Online Lecture: Worshipping the Mother Goddess: An Underground Cult Complex in Late Antique Aphrodisias

The Mary Jaharis Center for Byzantine Art and Culture is pleased to announce the next lecture in our 2025–2026 lecture series.

December 2, 2025 | Zoom | 12:00–1:30 pm (Eastern Standard Time, UTC -5)
Worshipping the Mother Goddess: An Underground Cult Complex in Late Antique Aphrodisias
Ine Jacobs, University of Oxford

Excavations in a suburban neighborhood of Aphrodisias have revealed a remarkably well-preserved underground cult complex dedicated to the Anatolian mother goddess Kybele. Concealed within the basement level of a large late antique private mansion—strategically positioned between the residence’s public quarters and an east–west street—the complex consists of a spacious central cult chamber, several smaller subsidiary rooms, a long subterranean corridor, and a lightwell that, in its final phase, was sealed and adapted for communal dining.
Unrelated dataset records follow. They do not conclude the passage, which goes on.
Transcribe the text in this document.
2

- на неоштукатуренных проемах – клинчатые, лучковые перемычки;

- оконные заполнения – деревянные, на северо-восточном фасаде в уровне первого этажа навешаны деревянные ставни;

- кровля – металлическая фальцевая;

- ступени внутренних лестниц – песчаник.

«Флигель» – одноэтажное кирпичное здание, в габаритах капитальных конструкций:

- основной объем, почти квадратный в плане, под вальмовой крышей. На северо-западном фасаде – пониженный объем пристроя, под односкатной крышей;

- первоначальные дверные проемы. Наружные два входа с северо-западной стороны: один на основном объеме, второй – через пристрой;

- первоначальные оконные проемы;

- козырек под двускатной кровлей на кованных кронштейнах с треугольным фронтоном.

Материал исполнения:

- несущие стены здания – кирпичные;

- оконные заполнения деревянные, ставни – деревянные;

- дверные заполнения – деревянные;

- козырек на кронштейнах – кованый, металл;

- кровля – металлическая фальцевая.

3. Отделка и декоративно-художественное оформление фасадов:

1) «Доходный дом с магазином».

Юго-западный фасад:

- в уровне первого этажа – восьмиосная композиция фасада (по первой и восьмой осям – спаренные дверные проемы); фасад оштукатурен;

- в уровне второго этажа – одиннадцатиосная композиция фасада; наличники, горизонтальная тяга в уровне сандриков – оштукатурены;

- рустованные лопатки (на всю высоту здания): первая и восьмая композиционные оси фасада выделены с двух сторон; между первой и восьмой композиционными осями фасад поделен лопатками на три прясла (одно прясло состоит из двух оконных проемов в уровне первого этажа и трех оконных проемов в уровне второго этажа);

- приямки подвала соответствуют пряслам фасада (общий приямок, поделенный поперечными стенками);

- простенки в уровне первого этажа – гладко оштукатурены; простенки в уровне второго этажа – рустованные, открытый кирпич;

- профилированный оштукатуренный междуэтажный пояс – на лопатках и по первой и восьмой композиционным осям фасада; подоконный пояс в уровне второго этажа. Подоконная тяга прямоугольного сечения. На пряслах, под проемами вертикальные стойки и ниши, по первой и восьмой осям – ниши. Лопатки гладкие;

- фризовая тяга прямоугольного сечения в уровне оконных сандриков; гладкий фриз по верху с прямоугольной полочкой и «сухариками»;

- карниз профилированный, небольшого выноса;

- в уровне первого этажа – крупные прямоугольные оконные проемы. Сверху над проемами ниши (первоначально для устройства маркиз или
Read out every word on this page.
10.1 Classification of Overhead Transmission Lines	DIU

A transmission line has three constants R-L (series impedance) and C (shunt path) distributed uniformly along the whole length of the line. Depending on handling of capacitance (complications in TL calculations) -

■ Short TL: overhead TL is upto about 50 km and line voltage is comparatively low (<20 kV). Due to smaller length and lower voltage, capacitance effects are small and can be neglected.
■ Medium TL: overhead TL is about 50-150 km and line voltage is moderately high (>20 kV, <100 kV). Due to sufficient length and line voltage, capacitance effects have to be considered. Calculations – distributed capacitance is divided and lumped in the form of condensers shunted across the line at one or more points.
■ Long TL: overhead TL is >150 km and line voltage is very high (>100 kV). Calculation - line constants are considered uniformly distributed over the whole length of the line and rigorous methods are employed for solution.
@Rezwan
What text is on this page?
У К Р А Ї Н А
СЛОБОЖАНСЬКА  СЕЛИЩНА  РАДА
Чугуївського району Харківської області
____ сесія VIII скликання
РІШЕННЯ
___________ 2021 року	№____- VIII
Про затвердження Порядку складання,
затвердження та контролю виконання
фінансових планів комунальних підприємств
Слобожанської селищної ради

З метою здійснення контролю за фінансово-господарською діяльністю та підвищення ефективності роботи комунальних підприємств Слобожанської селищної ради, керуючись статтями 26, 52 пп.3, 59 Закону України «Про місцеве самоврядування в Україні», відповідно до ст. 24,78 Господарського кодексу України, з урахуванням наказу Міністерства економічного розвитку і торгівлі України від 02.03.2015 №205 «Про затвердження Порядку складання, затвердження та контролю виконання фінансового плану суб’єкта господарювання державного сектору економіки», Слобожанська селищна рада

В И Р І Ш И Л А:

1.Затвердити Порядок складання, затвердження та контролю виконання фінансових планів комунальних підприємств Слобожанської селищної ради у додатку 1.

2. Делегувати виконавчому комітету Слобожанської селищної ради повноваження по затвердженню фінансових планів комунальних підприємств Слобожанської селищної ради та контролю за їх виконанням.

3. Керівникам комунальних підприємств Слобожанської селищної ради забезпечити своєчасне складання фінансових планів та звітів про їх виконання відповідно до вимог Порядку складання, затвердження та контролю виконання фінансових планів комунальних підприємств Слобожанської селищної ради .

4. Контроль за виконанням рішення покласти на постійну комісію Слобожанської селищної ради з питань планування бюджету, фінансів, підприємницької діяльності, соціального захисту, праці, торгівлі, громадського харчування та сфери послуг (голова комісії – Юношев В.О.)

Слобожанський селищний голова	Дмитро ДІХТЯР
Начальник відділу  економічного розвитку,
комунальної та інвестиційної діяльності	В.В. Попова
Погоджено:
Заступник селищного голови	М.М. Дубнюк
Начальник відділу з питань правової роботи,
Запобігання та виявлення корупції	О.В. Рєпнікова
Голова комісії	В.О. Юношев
To date, the sanctuary has been traced over an area of 26 by 15 meters, though it almost certainly extended further.

Originally established in the imperial period, the complex underwent several renovations in Late Antiquity, including a near-total rebuilding in the later 5th century. The sanctuary in this form remained active into the early 7th century, until the mansion that housed it was abruptly destroyed by fire in 617. Excavations have yielded a rich assemblage of cult equipment, including four statuettes of Kybele, effigies of other deities, three enigmatic “mountain busts,” amulets, numerous ceramic incense burners, ceramic and copper-alloy lamps, and copper-alloy tableware.

This presentation examines the architectural setting of the complex, structural features, cultic imagery, associated material culture, and the broader social and religious conditions at Aphrodisias that allowed pagan worship to endure into the 7th century.

Ine Jacobs is the Stavros Niarchos Foundation Associate Professor of Byzantine Archaeology and Visual Culture at the University of Oxford.